Я спросил, как ей живется. «Удивительная страна! Белки сами на руки прыгают!» — и засмеялась, звонко-звонко, как в Литинституте раньше, ей-богу… У меня по спине потекла струйка пота: такое напряжение! Безумное. Адское. Мне так хотелось ее… Я протянул ей маленькую треугольную коробочку. «Вау! — сказала она, надевая кольцо. — У тебя отличный вкус!» — «Спасибо…» — и получилось, будто я благодарю ее за подарок: а ведь я действительно благодарю ее за подарок! Разве не подарок — это кладбище? Да пусть даже мертвые встанут из могил и начнут ходить с нами по аллеям! Сколько я ждал этого момента, сколько, а? Что бы я ни делал, я делал с оглядкой на нее. Для нее и ради нее. Мне хотелось, чтобы она оценила. Смогла мной гордиться. Поняла свою ошибку и вернулась назад. В нашу Москву. И мы пошли бы, к примеру, в «Парижскую жизнь». Там крутят Чаплина и тапер играет классный джаз. Я ждал бы ее за столиком… одиннадцать минут. А она пришла бы в маленьком черном платье. Хотя могла бы и в халате — ей шло всё. И я бы порадовался, что она все-таки не в халате. И заказал бы вино… И рыбу… и гадов морских, каких она любила… Но вместо этого мы ходили по кладбищу Хиетаниеми и играли свои странные роли; мне казалось, маски скоро отвалятся… Как хвост ящерицы там… Но не получилось. С точностью до наоборот получилось.
Когда-то нас учили, что у Чехова все, так скажем, «в подводных течениях». У нас же были подводные камни. И еще — минное поле. Я не боялся подорваться — на самом деле я приехал, чтобы уговорить ее развестись. Вернуться. Я очень многое мог бы дать ей там. В Москве. Теперь. Не только деньги, нет-нет… Богатые и правда плачут: проверил. Когда она улетела.

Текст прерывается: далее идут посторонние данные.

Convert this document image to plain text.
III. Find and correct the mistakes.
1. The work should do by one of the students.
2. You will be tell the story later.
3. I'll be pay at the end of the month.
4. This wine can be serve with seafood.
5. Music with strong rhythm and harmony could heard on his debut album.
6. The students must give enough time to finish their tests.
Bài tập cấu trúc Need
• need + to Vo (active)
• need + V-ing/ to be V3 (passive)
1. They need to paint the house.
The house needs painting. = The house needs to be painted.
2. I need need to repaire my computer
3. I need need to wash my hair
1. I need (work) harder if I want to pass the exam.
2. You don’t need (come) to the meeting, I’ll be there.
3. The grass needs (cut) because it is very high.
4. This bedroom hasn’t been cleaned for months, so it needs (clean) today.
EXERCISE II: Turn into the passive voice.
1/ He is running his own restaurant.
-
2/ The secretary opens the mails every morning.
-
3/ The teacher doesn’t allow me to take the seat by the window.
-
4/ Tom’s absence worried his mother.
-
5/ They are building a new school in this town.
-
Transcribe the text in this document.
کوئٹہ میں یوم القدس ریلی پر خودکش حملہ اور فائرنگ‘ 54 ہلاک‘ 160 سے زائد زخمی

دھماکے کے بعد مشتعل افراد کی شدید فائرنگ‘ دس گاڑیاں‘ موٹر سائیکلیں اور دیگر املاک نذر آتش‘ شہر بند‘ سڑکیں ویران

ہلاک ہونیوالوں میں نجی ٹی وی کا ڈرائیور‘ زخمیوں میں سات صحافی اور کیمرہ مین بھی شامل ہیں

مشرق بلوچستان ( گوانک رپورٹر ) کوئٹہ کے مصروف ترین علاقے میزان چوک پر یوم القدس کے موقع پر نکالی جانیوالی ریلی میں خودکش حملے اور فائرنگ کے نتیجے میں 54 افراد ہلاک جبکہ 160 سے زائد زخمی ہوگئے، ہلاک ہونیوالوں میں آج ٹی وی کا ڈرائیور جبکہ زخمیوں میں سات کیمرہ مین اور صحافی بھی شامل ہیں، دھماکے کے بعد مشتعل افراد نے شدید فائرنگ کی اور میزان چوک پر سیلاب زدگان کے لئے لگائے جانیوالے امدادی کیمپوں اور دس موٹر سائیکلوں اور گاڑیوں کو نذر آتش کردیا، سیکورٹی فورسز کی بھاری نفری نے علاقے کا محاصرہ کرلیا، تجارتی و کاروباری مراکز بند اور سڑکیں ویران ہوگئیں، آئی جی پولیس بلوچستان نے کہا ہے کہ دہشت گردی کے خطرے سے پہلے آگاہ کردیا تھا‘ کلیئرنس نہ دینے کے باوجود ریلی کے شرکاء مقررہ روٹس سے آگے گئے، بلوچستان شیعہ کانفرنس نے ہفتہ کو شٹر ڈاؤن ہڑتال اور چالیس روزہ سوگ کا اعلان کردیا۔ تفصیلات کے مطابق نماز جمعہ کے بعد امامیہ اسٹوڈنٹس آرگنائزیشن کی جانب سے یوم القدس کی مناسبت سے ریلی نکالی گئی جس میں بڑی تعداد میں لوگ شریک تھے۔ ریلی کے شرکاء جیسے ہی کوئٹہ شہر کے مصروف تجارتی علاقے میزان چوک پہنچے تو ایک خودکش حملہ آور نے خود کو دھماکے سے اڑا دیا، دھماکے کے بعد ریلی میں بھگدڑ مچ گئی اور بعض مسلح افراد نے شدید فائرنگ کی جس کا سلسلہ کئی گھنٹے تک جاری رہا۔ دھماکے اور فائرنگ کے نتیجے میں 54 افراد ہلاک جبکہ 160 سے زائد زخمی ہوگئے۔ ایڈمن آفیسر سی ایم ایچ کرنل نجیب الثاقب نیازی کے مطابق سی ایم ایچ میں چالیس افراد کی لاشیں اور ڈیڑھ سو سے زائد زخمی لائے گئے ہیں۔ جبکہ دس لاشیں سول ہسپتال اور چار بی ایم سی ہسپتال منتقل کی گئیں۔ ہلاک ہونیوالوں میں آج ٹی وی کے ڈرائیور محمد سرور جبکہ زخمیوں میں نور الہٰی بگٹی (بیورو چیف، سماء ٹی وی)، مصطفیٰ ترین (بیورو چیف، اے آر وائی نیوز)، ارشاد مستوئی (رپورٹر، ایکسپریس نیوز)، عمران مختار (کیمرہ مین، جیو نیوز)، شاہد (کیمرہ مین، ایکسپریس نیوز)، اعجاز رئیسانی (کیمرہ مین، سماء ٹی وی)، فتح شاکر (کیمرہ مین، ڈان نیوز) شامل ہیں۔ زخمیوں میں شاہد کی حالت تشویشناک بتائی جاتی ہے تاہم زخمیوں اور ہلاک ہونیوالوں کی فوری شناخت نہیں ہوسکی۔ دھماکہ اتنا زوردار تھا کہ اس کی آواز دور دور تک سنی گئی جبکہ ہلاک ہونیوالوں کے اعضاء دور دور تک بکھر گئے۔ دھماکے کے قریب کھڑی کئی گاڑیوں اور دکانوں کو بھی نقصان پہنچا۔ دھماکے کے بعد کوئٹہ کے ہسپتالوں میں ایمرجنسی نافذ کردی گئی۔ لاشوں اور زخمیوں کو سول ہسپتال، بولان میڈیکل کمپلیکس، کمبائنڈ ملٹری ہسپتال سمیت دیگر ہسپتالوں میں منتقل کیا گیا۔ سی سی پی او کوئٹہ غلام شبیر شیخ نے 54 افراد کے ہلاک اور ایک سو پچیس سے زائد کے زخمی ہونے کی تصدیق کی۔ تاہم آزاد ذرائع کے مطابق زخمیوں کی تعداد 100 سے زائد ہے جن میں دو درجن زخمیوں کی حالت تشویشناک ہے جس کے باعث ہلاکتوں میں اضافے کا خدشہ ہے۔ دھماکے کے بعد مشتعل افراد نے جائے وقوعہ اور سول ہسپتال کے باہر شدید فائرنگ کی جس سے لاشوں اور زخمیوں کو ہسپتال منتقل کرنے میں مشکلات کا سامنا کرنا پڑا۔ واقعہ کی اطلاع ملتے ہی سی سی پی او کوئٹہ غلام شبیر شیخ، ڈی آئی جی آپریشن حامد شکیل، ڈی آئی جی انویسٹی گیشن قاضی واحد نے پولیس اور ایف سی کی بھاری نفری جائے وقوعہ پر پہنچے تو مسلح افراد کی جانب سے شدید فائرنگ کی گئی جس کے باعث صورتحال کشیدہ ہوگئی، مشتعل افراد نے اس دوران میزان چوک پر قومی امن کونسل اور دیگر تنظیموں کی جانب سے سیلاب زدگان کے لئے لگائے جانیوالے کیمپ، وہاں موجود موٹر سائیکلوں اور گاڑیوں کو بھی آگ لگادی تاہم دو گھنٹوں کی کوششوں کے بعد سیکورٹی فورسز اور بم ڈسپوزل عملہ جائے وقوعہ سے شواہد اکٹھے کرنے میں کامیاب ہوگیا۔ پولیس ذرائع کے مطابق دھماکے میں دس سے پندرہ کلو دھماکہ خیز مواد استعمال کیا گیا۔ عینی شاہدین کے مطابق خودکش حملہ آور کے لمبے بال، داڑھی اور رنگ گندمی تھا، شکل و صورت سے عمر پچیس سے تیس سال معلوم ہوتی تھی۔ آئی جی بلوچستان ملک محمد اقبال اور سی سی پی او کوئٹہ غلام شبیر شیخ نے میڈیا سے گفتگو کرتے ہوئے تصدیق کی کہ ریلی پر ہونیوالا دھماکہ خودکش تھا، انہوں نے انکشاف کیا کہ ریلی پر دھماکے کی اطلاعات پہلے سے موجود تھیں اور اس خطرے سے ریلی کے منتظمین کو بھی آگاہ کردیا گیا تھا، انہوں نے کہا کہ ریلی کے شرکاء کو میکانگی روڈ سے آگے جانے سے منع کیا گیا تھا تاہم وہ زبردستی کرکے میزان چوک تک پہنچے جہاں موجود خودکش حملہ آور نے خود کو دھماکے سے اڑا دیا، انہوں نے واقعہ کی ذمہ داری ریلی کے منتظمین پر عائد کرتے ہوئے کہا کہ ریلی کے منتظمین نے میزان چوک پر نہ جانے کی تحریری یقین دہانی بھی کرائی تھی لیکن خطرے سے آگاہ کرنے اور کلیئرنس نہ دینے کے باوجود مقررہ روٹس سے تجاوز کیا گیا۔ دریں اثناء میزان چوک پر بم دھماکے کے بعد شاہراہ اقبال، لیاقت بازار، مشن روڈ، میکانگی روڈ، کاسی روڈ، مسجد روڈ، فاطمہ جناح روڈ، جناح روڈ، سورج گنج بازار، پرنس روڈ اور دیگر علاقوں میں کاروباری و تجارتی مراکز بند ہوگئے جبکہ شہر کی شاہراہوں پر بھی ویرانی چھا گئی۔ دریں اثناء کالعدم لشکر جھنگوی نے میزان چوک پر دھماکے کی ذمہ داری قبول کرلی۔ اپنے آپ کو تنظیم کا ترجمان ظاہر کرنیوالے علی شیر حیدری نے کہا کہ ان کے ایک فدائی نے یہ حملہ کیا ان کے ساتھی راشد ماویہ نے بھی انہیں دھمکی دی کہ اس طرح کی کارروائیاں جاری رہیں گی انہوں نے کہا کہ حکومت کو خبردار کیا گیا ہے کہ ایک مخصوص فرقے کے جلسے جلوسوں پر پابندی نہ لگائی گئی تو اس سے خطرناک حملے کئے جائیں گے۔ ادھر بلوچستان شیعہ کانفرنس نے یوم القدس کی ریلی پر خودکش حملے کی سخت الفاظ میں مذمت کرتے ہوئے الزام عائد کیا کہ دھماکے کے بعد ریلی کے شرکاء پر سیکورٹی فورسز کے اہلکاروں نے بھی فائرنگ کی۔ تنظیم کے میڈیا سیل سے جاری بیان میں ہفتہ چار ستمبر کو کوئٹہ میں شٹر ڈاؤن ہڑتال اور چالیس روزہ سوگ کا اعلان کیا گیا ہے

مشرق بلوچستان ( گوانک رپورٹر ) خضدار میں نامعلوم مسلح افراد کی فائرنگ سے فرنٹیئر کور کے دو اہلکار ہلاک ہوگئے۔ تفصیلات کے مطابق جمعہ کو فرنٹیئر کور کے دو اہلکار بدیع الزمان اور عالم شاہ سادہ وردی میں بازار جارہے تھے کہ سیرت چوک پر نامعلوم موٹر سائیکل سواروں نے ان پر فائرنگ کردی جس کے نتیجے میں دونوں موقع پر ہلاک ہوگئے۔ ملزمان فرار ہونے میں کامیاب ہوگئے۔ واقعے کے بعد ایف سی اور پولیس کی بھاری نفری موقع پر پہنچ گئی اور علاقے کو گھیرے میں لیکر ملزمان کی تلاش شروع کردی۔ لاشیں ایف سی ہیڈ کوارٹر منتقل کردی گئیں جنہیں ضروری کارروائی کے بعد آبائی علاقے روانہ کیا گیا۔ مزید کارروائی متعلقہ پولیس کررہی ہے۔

Я мог бы стать ее рабом. Но ей не нужен был раб! Царем. Но и в царе она не нуждалась! Мог стать ей братом — но и тот был. Я мог заменить ей друга — но зачем ей влюбленный друг? Будто читая мои мысли, она вдруг запела: «Ми-иленька-ай ты мо-ой, ваазьми-и меня-а с сабо-ой! Та-ам, в кра-ю даа-лëо-каам…» — получилось нарочито театрально. Еще бы, сюжетец: он любит ее, она выходит замуж и уезжает в Финляндию, он мучается и едет в Хельсинки лишь затем, чтобы вернуть ее. Они встречаются на кладбище, и она поет своим грудным голосом русскую песню… Чем не мыльная опера? С таким душком самоварным… Кольцо с рубином… О, если бы ты был мне брат, сосавший груди матери моей! Тогда я, встретив тебя на улице, целовала бы тебя, и меня не осуждали бы…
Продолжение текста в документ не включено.